21.Februar: Unter polnischer, französischer und deutscher Vermittlung einigt sich Janukowitsch mit Vertretern der Opposition auf einen Kompromiss: Rückkehr zur parlamentarischen Verfassung von 2004, ein Amnestiegesetz und vorgezogene Präsidentschaftswahlen in zehn Monaten. Die Demonstranten auf dem Maidan aber lehnen das Abkommen ab und fordern Janukowitschs sofortigen Rücktritt.
Ulrich Schmid, Kiew
22.Februar: Janukowitsch verliert den Rückhalt in den eigenen Reihen und vonseiten der Sicherheitskräfte. Er flieht in der Nacht in die Ostukraine und später mit russischer Hilfe von der Schwarzmeerhalbinsel Krim nach Russland.
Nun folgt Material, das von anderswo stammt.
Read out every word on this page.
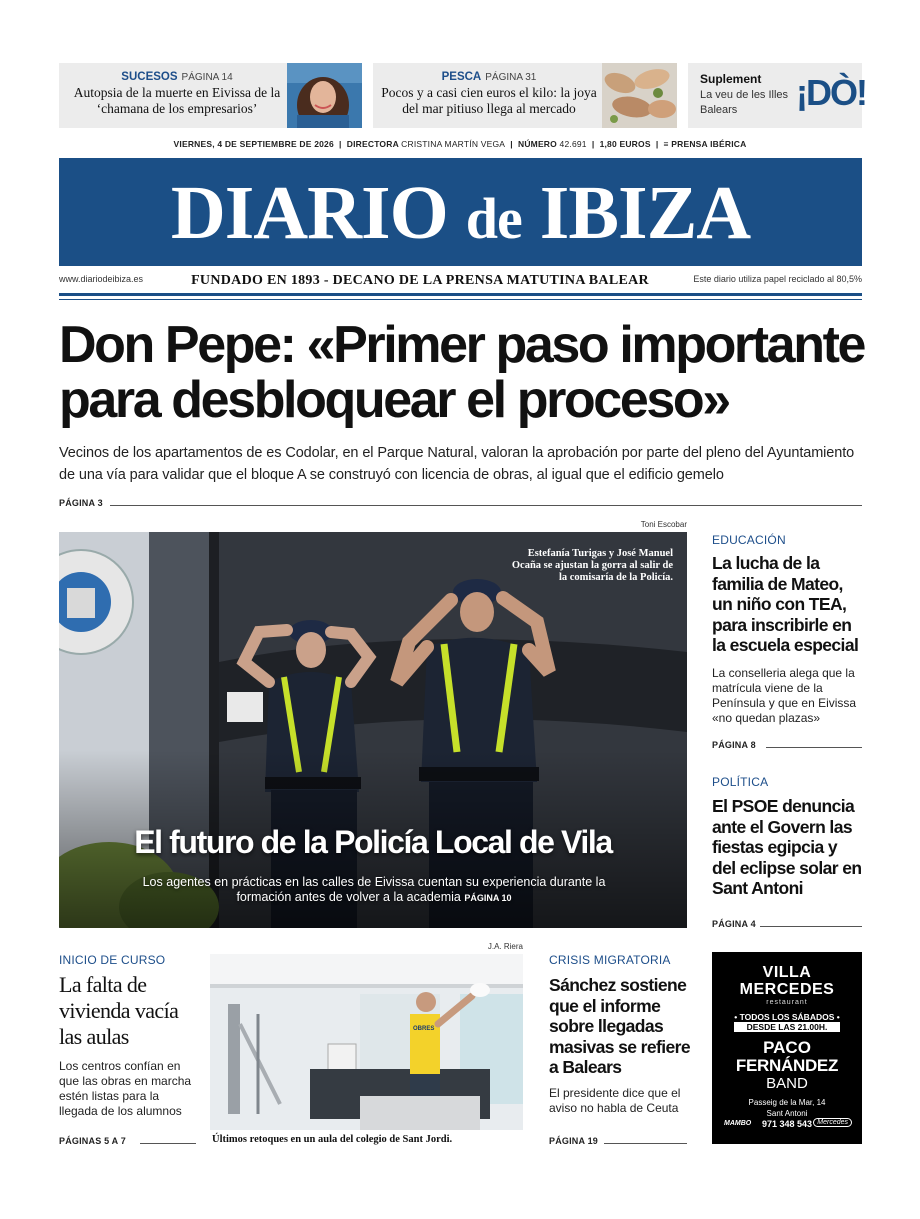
SUCESOS PÁGINA 14
Autopsia de la muerte en Eivissa de la ‘chamana de los empresarios’
PESCA PÁGINA 31
Pocos y a casi cien euros el kilo: la joya del mar pitiuso llega al mercado
Suplement
La veu de les Illes Balears	¡DÒ!
VIERNES, 4 DE SEPTIEMBRE DE 2026  |  DIRECTORA CRISTINA MARTÍN VEGA  |  NÚMERO 42.691  |  1,80 EUROS  |  ≡ PRENSA IBÉRICA
DIARIO de IBIZA
www.diariodeibiza.es	FUNDADO EN 1893 - DECANO DE LA PRENSA MATUTINA BALEAR	Este diario utiliza papel reciclado al 80,5%
Don Pepe: «Primer paso importante
para desbloquear el proceso»
Vecinos de los apartamentos de es Codolar, en el Parque Natural, valoran la aprobación por parte del pleno del Ayuntamiento de una vía para validar que el bloque A se construyó con licencia de obras, al igual que el edificio gemelo
PÁGINA 3
Toni Escobar
Estefanía Turigas y José Manuel Ocaña se ajustan la gorra al salir de la comisaría de la Policía.
El futuro de la Policía Local de Vila
Los agentes en prácticas en las calles de Eivissa cuentan su experiencia durante la formación antes de volver a la academia PÁGINA 10
EDUCACIÓN
La lucha de la familia de Mateo, un niño con TEA, para inscribirle en la escuela especial
La conselleria alega que la matrícula viene de la Península y que en Eivissa «no quedan plazas»
PÁGINA 8
POLÍTICA
El PSOE denuncia ante el Govern las fiestas egipcia y del eclipse solar en Sant Antoni
PÁGINA 4
INICIO DE CURSO
La falta de vivienda vacía las aulas
Los centros confían en que las obras en marcha estén listas para la llegada de los alumnos
PÁGINAS 5 A 7
J.A. Riera
OBRES
Últimos retoques en un aula del colegio de Sant Jordi.
CRISIS MIGRATORIA
Sánchez sostiene que el informe sobre llegadas masivas se refiere a Balears
El presidente dice que el aviso no habla de Ceuta
PÁGINA 19
VILLA
MERCEDES
restaurant
• TODOS LOS SÁBADOS •
DESDE LAS 21.00H.
PACO
FERNÁNDEZ
BAND
Passeig de la Mar, 14
Sant Antoni
MAMBO	971 348 543 Mercedes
Das Parlament in Kiew wählt derweil eine Regierung und einen Übergangspräsidenten.
27.Februar: Bewaffnete Männer umstellen das Regionalparlament auf der Krim. In einer irregulären Abstimmung wählen die Abgeordneten eine neue Regierung und beschliessen ein Unabhängigkeitsreferendum. Der Kreml setzt russische Soldaten ohne Hoheitsabzeichen ein, um die Halbinsel zu annektieren.
3.März: Der russische Uno-Botschafter präsentiert im Sicherheitsrat einen Brief von Janukowitsch an den russischen Präsidenten Wladimir Putin. Darin fordert er den Kremlchef auf, seine Armee einzusetzen, um in der Ukraine wieder für «Gesetz und Ordnung» zu sorgen. Bereits am 1.März hatte der russische Föderationsrat einen Truppeneinsatz in der Ukraine genehmigt. Russland hatte an der Ostgrenze der Ukraine bereits rund 40000 Soldaten konzentriert und führte Manöver durch.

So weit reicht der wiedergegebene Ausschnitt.